During the pandemic and up to today, both executive panelists spoke highly about the importance of empowering their distributed teams. It was unanimous that employees need to trust their company, understand the value of coming to work, and have the right technology to support their efforts. Furthermore, Jill points out, "You have to focus on a great employee experience to drive a great customer experience." Consistent with this, a recent Forbes article highlighting a Blake Morgan study on employee and customer experience found that 79% of employees at companies with above-average customer experience are highly engaged in their jobs.

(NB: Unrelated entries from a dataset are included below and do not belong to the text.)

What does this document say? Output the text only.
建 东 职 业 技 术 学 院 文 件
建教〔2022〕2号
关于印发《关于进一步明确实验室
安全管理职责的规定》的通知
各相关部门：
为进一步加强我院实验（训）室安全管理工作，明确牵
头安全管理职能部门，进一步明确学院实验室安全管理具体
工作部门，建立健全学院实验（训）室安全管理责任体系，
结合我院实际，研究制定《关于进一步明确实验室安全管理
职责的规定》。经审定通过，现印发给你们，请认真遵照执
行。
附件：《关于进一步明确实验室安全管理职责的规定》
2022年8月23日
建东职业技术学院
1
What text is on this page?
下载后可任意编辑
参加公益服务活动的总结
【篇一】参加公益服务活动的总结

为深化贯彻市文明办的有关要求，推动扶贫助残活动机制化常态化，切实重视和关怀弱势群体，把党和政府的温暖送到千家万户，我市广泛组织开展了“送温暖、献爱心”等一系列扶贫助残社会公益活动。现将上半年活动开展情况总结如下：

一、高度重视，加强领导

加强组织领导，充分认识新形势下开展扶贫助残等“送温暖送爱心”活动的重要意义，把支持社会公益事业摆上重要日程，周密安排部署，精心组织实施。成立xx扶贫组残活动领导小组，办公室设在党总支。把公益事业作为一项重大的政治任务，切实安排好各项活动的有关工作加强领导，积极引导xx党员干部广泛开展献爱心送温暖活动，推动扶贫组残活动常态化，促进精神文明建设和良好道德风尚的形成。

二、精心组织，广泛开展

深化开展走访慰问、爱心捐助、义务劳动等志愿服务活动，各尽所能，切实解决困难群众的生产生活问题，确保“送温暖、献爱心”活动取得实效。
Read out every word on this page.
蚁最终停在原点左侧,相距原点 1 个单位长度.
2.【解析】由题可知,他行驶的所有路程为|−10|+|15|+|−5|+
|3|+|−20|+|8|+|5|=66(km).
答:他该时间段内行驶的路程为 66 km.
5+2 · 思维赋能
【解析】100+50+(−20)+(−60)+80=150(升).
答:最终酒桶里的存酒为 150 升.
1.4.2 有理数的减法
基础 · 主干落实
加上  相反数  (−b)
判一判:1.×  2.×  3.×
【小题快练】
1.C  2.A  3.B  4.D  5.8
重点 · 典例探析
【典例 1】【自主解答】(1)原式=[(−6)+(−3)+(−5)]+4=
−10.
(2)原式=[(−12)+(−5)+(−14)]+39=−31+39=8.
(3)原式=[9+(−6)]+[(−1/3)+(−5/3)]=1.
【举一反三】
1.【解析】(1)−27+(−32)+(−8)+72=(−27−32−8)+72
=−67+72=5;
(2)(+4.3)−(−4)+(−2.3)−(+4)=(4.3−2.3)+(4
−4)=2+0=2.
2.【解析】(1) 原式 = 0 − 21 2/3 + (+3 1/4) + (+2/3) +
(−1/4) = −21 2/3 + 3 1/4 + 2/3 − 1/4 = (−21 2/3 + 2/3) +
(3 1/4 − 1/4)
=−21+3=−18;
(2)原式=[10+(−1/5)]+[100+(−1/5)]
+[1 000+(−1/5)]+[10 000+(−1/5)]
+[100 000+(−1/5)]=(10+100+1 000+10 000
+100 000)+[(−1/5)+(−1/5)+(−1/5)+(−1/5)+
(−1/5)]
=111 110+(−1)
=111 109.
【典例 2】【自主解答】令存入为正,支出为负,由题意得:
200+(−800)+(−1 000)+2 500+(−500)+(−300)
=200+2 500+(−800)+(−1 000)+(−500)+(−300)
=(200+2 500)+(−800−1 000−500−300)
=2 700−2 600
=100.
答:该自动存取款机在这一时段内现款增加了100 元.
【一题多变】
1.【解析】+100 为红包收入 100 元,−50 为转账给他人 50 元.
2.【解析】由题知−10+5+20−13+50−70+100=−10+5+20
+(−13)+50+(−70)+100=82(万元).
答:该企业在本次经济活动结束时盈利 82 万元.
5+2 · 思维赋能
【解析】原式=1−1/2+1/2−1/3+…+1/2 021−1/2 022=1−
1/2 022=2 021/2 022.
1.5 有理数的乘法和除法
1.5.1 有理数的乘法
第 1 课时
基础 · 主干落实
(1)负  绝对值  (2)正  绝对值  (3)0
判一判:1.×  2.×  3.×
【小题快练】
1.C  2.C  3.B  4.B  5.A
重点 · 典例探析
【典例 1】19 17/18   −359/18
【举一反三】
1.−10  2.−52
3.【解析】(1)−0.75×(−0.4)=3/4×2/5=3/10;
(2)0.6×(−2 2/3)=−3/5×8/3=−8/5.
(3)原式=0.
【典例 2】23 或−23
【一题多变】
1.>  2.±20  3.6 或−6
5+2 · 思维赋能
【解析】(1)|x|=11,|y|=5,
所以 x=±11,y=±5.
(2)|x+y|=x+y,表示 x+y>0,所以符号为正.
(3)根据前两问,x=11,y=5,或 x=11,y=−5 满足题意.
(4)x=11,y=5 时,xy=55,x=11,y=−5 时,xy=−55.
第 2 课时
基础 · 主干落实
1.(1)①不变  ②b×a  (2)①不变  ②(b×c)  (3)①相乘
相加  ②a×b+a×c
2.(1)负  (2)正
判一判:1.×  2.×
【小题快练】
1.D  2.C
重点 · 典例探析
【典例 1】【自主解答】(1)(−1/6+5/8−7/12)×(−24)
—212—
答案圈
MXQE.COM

The customer and employee experience is not a zero-sum game. The most successful organizations solve for both sides of the equation as they go from shutdown to full-blown. Through her diversified food service experience, Shauna notes different front-of-house solutions that have helped Compass Group brands continue to provide food service and look to reopen safely, including kiosks, touchless payment implementations, customer sentiment analysis, and even entering a promising ghost kitchen market to offer customers seamless deliveries and more options! But in addition to customer-facing investments, Shauna explains we're "just at the tip of the iceberg" with back-of-house innovations to support talent resources, especially in food service. Think of it like the hybrid work model, but the common denominator is between customer-and employee-facing investments. In this regard, Jill agrees we'll start seeing data used for employee behavioral analytics in the same way we use it for customers, among other parallels, to provide a more meaningful experience.
As more parts of the world put the pandemic behind them, our experts expect the enterprise to make more investments in reducing friction along the customer experience. This will be important to continue to mitigate health and safety concerns that will outlast the pandemic and offer improved levels of convenience now possible at scale. But Shauna noted there will still be a demand for human analog experiences. After all, "We love breaking bread with each other." Going forward, businesses must pay close attention to how their offline and online customer experience is being affected by the removal of friction, careful not to lose the human authenticity needed in critical touchpoints.
Is this our new normal, or merely a stopgap to sustain us through the pandemic recovery? Our panel concludes it depends on a variety of factors. Still, in large, Jill Popelka sums up the conversation perfectly: "The most important thing we can do is find a way to lift up human ingenuity," seeing a future where employees and customers are supported in new ways by technology.